Siempre has querido ser escritor y nunca te atrevías

Es difícil rememorar algo que sucedió hace tanto tiempo. A veces los recuerdos quedan tan atrás que ya no los siento míos. Es curioso comprobar cómo cambiamos y, sin embargo, seguimos siendo los mismos, sin ser ya nosotros.

Es una imagen sencilla, estamos en un balcón del Colón, es verano, y tú fumas.  La noche es cálida y me preguntas si he escrito algo en estos días. Miento. La verdad es que llevo meses sin tocar mi libreta, a pesar de cargar con ella a todas partes. Por primera vez soy consciente de que me estoy dejando llevar hacia ninguna parte. He perdido un rumbo que, en realidad, nunca tuve.

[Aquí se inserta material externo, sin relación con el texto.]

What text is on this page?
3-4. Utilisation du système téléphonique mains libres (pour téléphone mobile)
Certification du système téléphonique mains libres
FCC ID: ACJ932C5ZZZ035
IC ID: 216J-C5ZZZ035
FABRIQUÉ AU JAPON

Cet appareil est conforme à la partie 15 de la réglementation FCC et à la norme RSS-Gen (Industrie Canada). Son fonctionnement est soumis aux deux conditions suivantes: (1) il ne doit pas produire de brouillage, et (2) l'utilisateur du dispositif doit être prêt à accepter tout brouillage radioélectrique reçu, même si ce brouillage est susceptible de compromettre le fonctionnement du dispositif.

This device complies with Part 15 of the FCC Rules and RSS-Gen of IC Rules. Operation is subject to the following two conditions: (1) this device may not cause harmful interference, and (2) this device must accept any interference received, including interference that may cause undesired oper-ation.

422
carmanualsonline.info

Sólo ahora comprendo aquel momento. En ocasiones debemos mirar al final para lograr comprender el principio. Y el final consiste en la misma imagen, cinco años más tarde.

- He comenzado a escribir un libro.

So fresh to death

Se enciende un cigarrillo, suelta el humo y afirma:
- Para mí, eso es la vida.

Y hay algo espectacular en cómo lo dice, en cómo formula su conclusión y deja caer la pelota a mi campo. Dudo que nadie, hombre o mujer, pueda resistirse a ella cada vez que lo hace. Siempre he sentido que hay algo magnético en las personas que te dejan sin palabras.


4 jun 2012

Tirados en el cesped, ella confiesa

- Contigo me siento... Mushaboom.
- ¿Qué quiere decir eso?
- [Se ríe] No quiere decir nada, es el título de una canción.
- Entonces tendré que escucharla.
- Deberías.

20 may 2012

11 may 2012

Esa es la verdad

Al final el protagonista consigue a la chica, el malo resulta no ser tan malo y el negocio es un éxito. Pero no. La vida es mucho más complicada. Por eso no se habla de los malos modales que continuó teniendo la Bestia en la mesa, ni de si Julia Roberts prosiguió siendo la pretty woman en la que la convirtió Richard Gere, ni de las grandes diferencias entre Bridget Jones y Colin Firth. Esas cosas no se dicen, porque no queremos saberlas, porque la ficción ha de ser alegre, placentera. La ficción no debe parecerse a la realidad.

7 may 2012

Como todo cambia

A decir verdad, no recuerdo mucho de mi infancia.
Pero sé que fui feliz.
Y que, entonces, él era el hombre de mi vida.